A graça divina também não se deu por vencida. Rejeitada três vezes, tentou um quarto golpe, mais doloroso ainda. De todos de sua família Francisco dedicava terníssima amizade a sua irmã Maria Luzia, nove anos mais velha que ele, e esta amizade era correspondida com todo afeto. Em 1855 irrompeu em Spoleto a cólera e Maria Luiza foi a primeira vítima da terrível epidemia. Foi no dia Corpus Christi, e a notícia alcançou Francisco, quando, na procissão, levava a cruz. A morte da irmã feriu profundamente o coração do jovem e mergulhou sua alma em trevas nunca antes experimentadas. Perdeu o gosto de tudo e se entregou a uma tristeza inconsolável. Parecia, que com este golpe a graça divina tivesse removido o último obstáculo de a promessa se cumprir. Assim ainda não foi. Todo acabrunhado, Francisco manifestou ao pai sua resolução de entrar para o convento chegando a dizer que para ele tudo se tinha acabado nesta vida. Possenti, receando perder seu filho a quem muito amava, não recebeu bem a comunicação e pediu-lhe nunca mais tocasse neste assunto. Aconselhou-o a se distrair, a afastar os pensamentos tristes a procurar a sociedade, freqüentar o teatro; chegou a insinuar-lhe a idéia de procurar a amizade de uma donzela distinta, de família igualmente conceituada, na esperança de nos entendimentos inocentes ela conseguir de fazê-lo esquecer-se dos seus intentos religiosos. Na igreja metropolitana de Spoleto gozava de uma veneração singular uma imagem de Nossa Senhora; a esta imagem chamava simplesmente “a Icone”. Na oitava do dia 15 de agosto esta imagem era levada em solene procissão por dentro da igreja e não havia quem não se ajoelhasse à sua passagem. 

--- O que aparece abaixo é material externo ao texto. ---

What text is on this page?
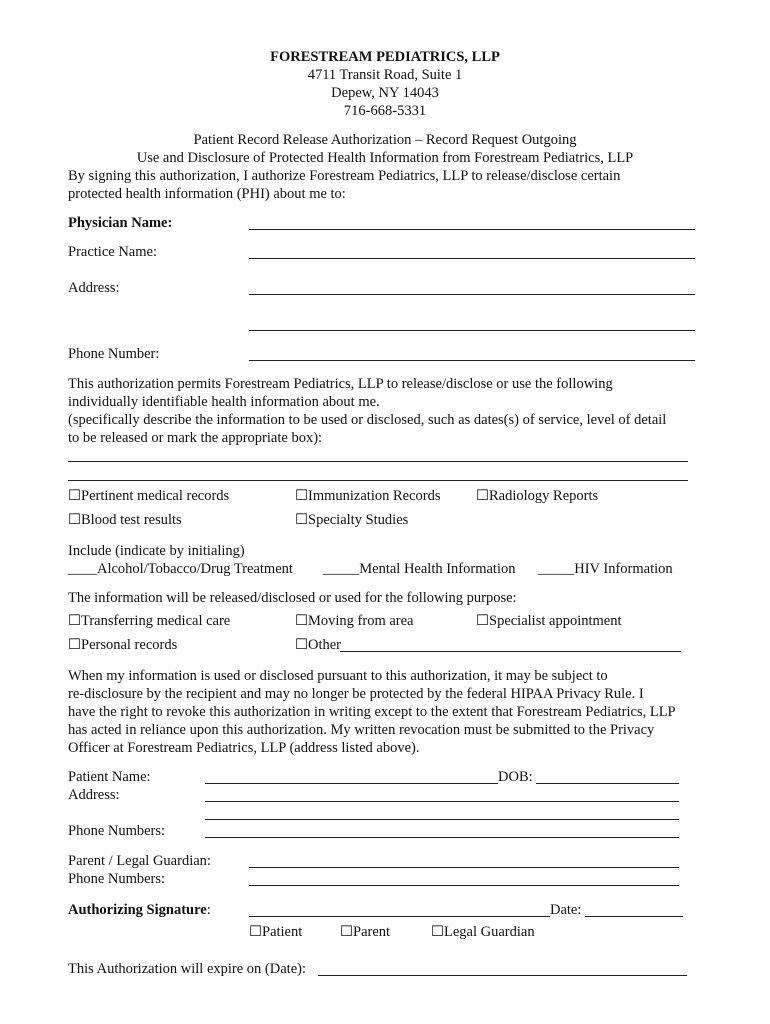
FORESTREAM PEDIATRICS, LLP
4711 Transit Road, Suite 1
Depew, NY 14043
716-668-5331
Patient Record Release Authorization – Record Request Outgoing
Use and Disclosure of Protected Health Information from Forestream Pediatrics, LLP
By signing this authorization, I authorize Forestream Pediatrics, LLP to release/disclose certain
protected health information (PHI) about me to:
Physician Name:
Practice Name:
Address:
Phone Number:
This authorization permits Forestream Pediatrics, LLP to release/disclose or use the following
individually identifiable health information about me.
(specifically describe the information to be used or disclosed, such as dates(s) of service, level of detail
to be released or mark the appropriate box):
☐ Pertinent medical records	☐ Immunization Records	☐ Radiology Reports
☐ Blood test results	☐ Specialty Studies
Include (indicate by initialing)
____Alcohol/Tobacco/Drug Treatment _____Mental Health Information _____HIV Information
The information will be released/disclosed or used for the following purpose:
☐ Transferring medical care	☐ Moving from area	☐ Specialist appointment
☐ Personal records	☐ Other
When my information is used or disclosed pursuant to this authorization, it may be subject to
re-disclosure by the recipient and may no longer be protected by the federal HIPAA Privacy Rule. I
have the right to revoke this authorization in writing except to the extent that Forestream Pediatrics, LLP
has acted in reliance upon this authorization. My written revocation must be submitted to the Privacy
Officer at Forestream Pediatrics, LLP (address listed above).
Patient Name:	DOB:
Address:
Phone Numbers:
Parent / Legal Guardian:
Phone Numbers:
Authorizing Signature:	Date:
☐ Patient	☐ Parent	☐ Legal Guardian
This Authorization will expire on (Date):
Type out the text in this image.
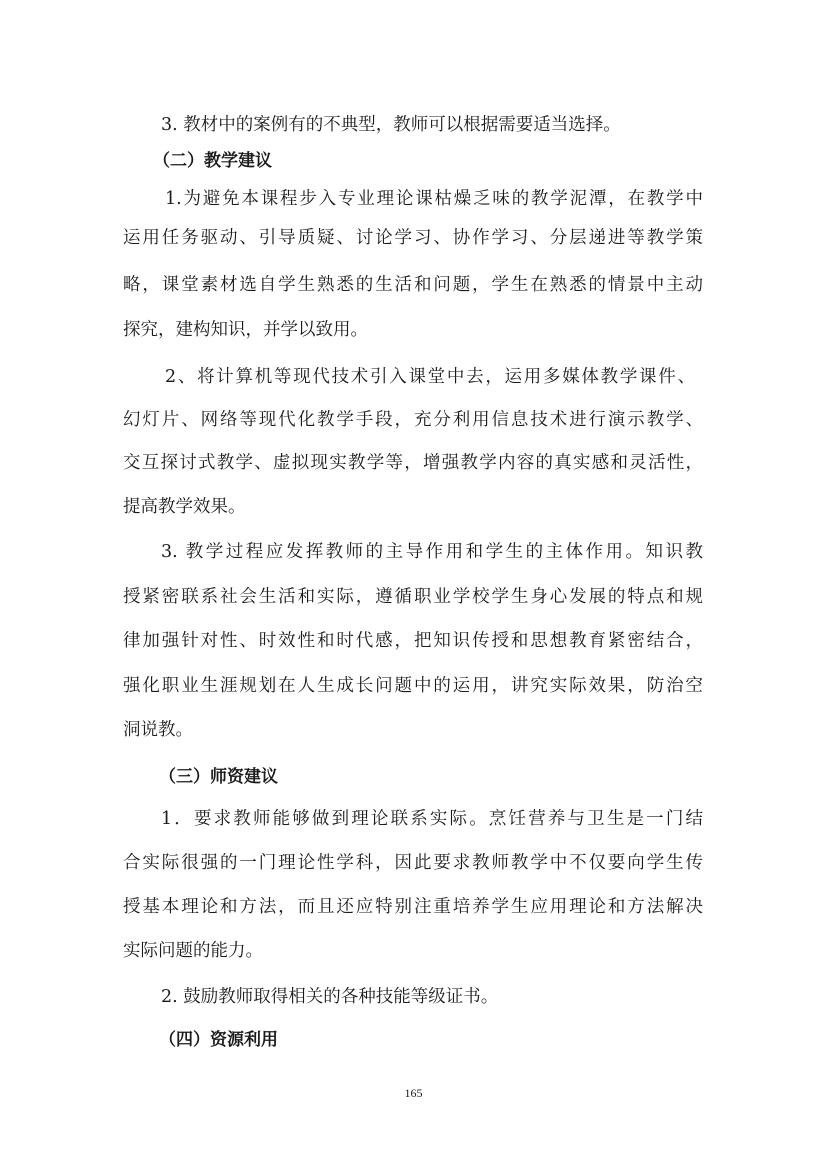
3. 教材中的案例有的不典型，教师可以根据需要适当选择。
（二）教学建议
1.为避免本课程步入专业理论课枯燥乏味的教学泥潭，在教学中
运用任务驱动、引导质疑、讨论学习、协作学习、分层递进等教学策
略，课堂素材选自学生熟悉的生活和问题，学生在熟悉的情景中主动
探究，建构知识，并学以致用。
2、将计算机等现代技术引入课堂中去，运用多媒体教学课件、
幻灯片、网络等现代化教学手段，充分利用信息技术进行演示教学、
交互探讨式教学、虚拟现实教学等，增强教学内容的真实感和灵活性，
提高教学效果。
3. 教学过程应发挥教师的主导作用和学生的主体作用。知识教
授紧密联系社会生活和实际，遵循职业学校学生身心发展的特点和规
律加强针对性、时效性和时代感，把知识传授和思想教育紧密结合，
强化职业生涯规划在人生成长问题中的运用，讲究实际效果，防治空
洞说教。
（三）师资建议
1．要求教师能够做到理论联系实际。烹饪营养与卫生是一门结
合实际很强的一门理论性学科，因此要求教师教学中不仅要向学生传
授基本理论和方法，而且还应特别注重培养学生应用理论和方法解决
实际问题的能力。
2. 鼓励教师取得相关的各种技能等级证书。
（四）资源利用
165
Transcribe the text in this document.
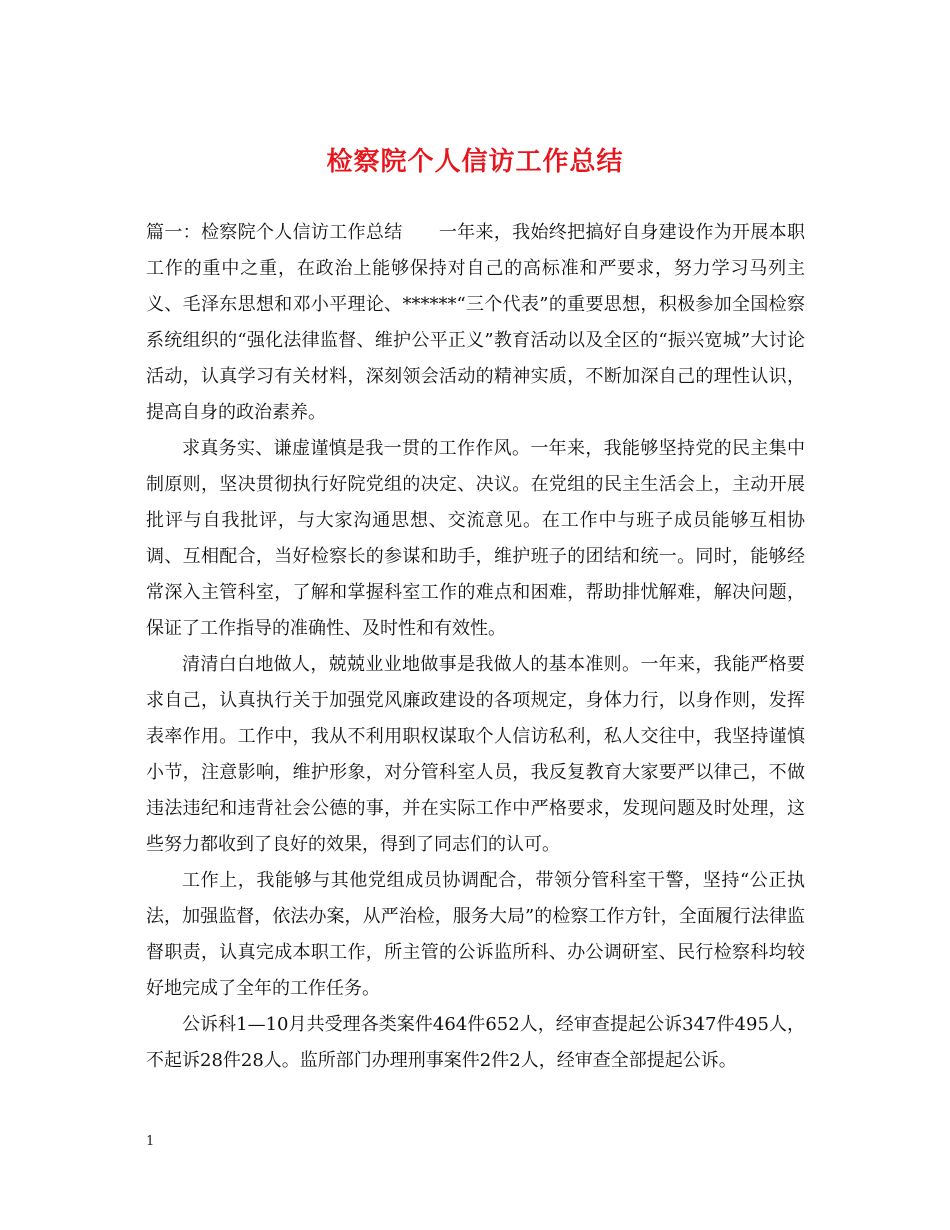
检察院个人信访工作总结

篇一：检察院个人信访工作总结 一年来，我始终把搞好自身建设作为开展本职工作的重中之重，在政治上能够保持对自己的高标准和严要求，努力学习马列主义、毛泽东思想和邓小平理论、******“三个代表”的重要思想，积极参加全国检察系统组织的“强化法律监督、维护公平正义”教育活动以及全区的“振兴宽城”大讨论活动，认真学习有关材料，深刻领会活动的精神实质，不断加深自己的理性认识，提高自身的政治素养。

求真务实、谦虚谨慎是我一贯的工作作风。一年来，我能够坚持党的民主集中制原则，坚决贯彻执行好院党组的决定、决议。在党组的民主生活会上，主动开展批评与自我批评，与大家沟通思想、交流意见。在工作中与班子成员能够互相协调、互相配合，当好检察长的参谋和助手，维护班子的团结和统一。同时，能够经常深入主管科室，了解和掌握科室工作的难点和困难，帮助排忧解难，解决问题，保证了工作指导的准确性、及时性和有效性。

清清白白地做人，兢兢业业地做事是我做人的基本准则。一年来，我能严格要求自己，认真执行关于加强党风廉政建设的各项规定，身体力行，以身作则，发挥表率作用。工作中，我从不利用职权谋取个人信访私利，私人交往中，我坚持谨慎小节，注意影响，维护形象，对分管科室人员，我反复教育大家要严以律己，不做违法违纪和违背社会公德的事，并在实际工作中严格要求，发现问题及时处理，这些努力都收到了良好的效果，得到了同志们的认可。

工作上，我能够与其他党组成员协调配合，带领分管科室干警，坚持“公正执法，加强监督，依法办案，从严治检，服务大局”的检察工作方针，全面履行法律监督职责，认真完成本职工作，所主管的公诉监所科、办公调研室、民行检察科均较好地完成了全年的工作任务。

公诉科1—10月共受理各类案件464件652人，经审查提起公诉347件495人，不起诉28件28人。监所部门办理刑事案件2件2人，经审查全部提起公诉。

1
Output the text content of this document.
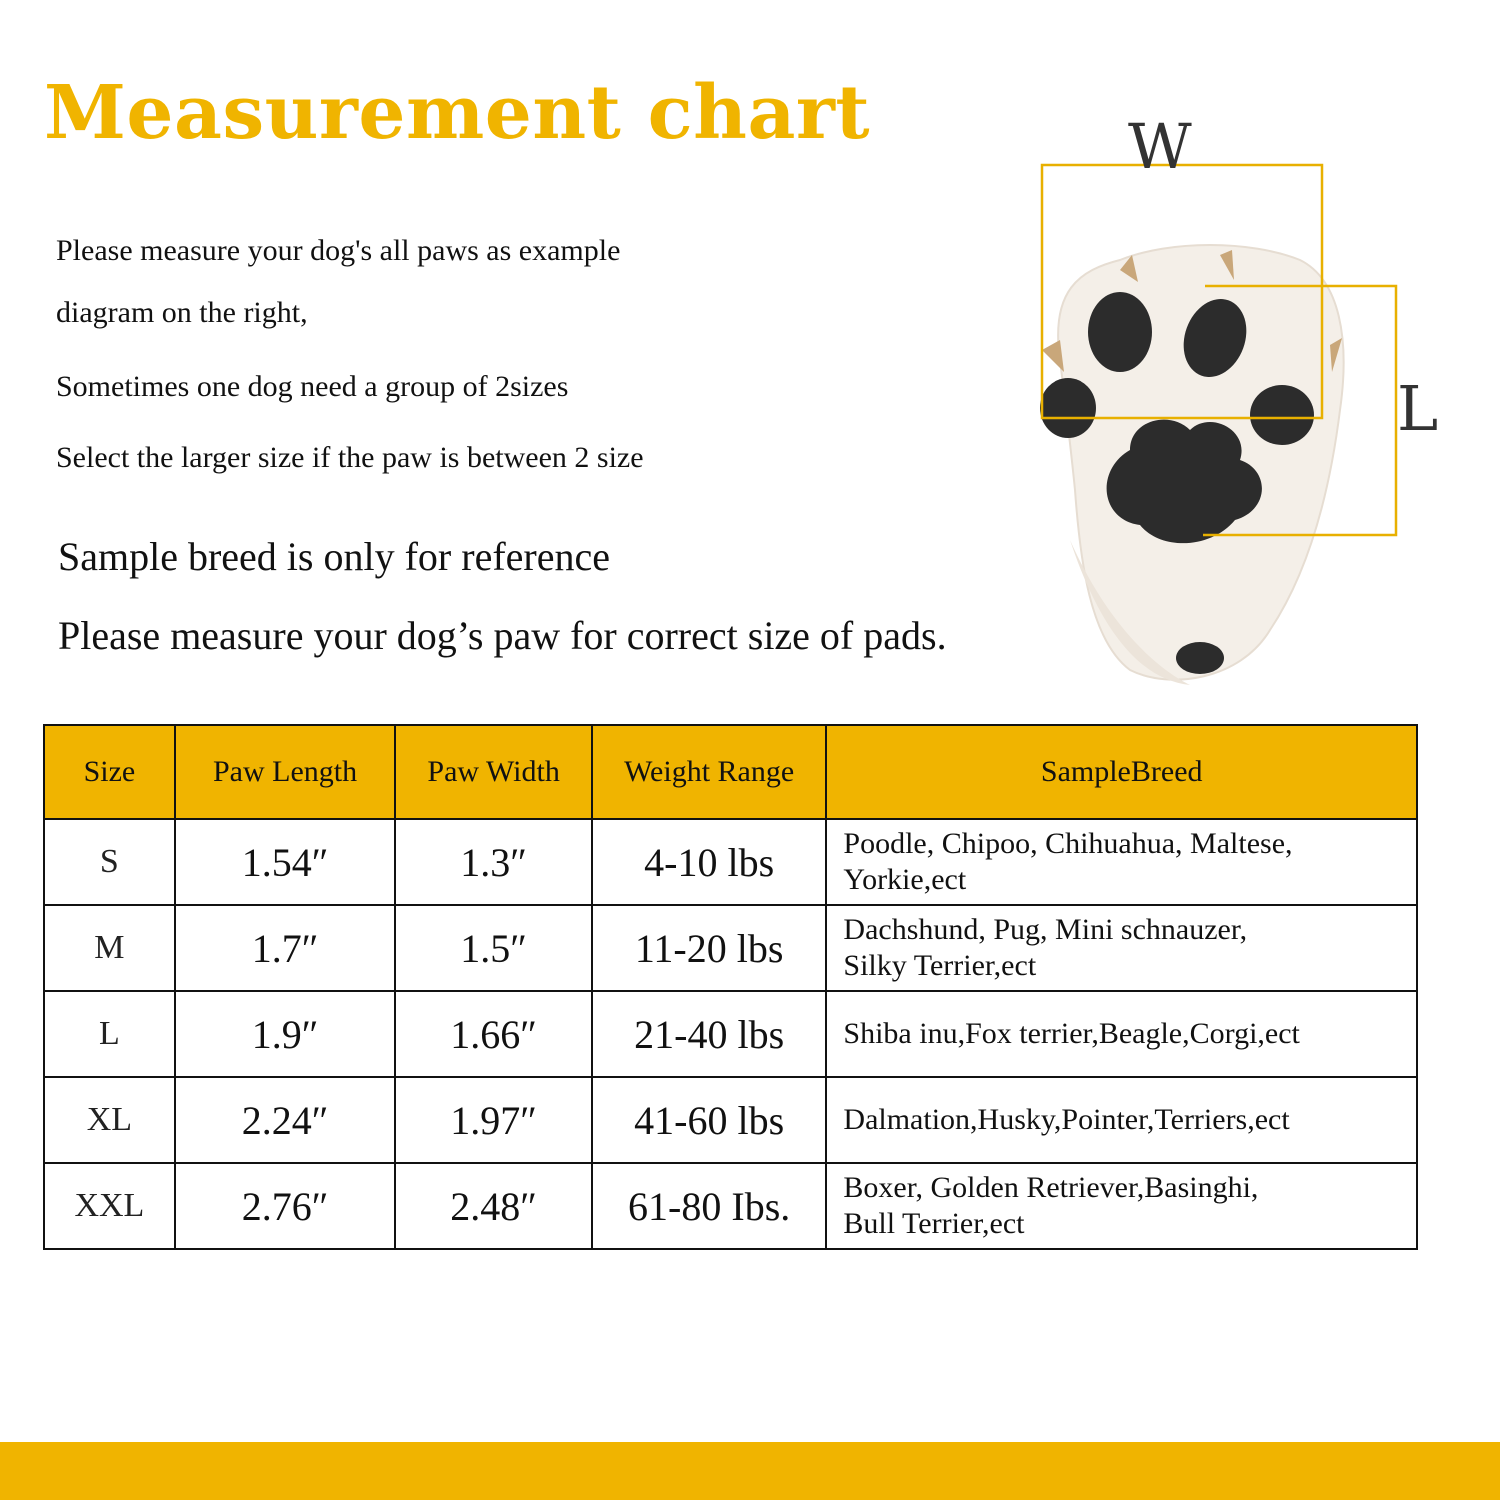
Measurement chart
Please measure your dog's all paws as example
diagram on the right,
Sometimes one dog need a group of 2sizes
Select the larger size if the paw is between 2 size
Sample breed is only for reference
Please measure your dog’s paw for correct size of pads.
W
L
Size	Paw Length	Paw Width	Weight Range	SampleBreed
S	1.54″	1.3″	4-10 lbs	Poodle, Chipoo, Chihuahua, Maltese,
Yorkie,ect
M	1.7″	1.5″	11-20 lbs	Dachshund, Pug, Mini schnauzer,
Silky Terrier,ect
L	1.9″	1.66″	21-40 lbs	Shiba inu,Fox terrier,Beagle,Corgi,ect
XL	2.24″	1.97″	41-60 lbs	Dalmation,Husky,Pointer,Terriers,ect
XXL	2.76″	2.48″	61-80 Ibs.	Boxer, Golden Retriever,Basinghi,
Bull Terrier,ect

Em 1856 Francisco Possenti achava-se no meio dos fiéis e todo tomado de amor por Maria Santíssima, os seus olhos se fixavam na venerada imagem como que esperando por uma bênção especial. Pois, quando a “Icone” vinha aproximando-se do jovem, parecia ela lhe atirar um olhar todo especial e lhe dizer: “Francisco, o mundo não é para ti; a vida no convento te espera”. Esta palavra, qual uma seta de fogo cravou-lhe no coração; assim saiu da igreja desfeito em lágrimas. Estava resolvido a realizar desta vez o plano de alguns anos. Tratou, porém, de não dar por enquanto nenhuma demonstração do seu intento. Embora certo de sua vocação, mas desconfiando da sua fraqueza, e para não ser vítima de uma ilusão procurou seu mestre no liceu e diretor espiritual Pe. Bompiani, Jesuíta e a ele se abriu inteiramente, fazendo do conselho do mesmo depender sua resolução definitiva. O exame foi feito com toda sinceridade e tendo tomado em consideração todos os fatores influentes no passado da vida do jovem, o Pe. Bompiani não duvidou de se tratar de uma vocação verdadeira e animou o jovem a seguí-la. Consultas que fez com mais dois sacerdotes de sua inteira confiança, tiveram o mesmo resultado. Francisco se resolveu então a pedir sua admissão na Congregação dos Passionistas. Comunicar ao pai a resolução tomada, não foi fácil. Mas desta vez o Sr. Sante, homem consciencioso, vendo a aflição e a firmeza de seu filho, não mais se opôs; tomado, porém, de espanto quando soube que a Congregação por Francisco escolhida, a dos Passionistas, era de todas a mais austera. Se bem que não se opusesse à vontade do filho, tratou de procrastinar a execução do seu plano e impor condições. 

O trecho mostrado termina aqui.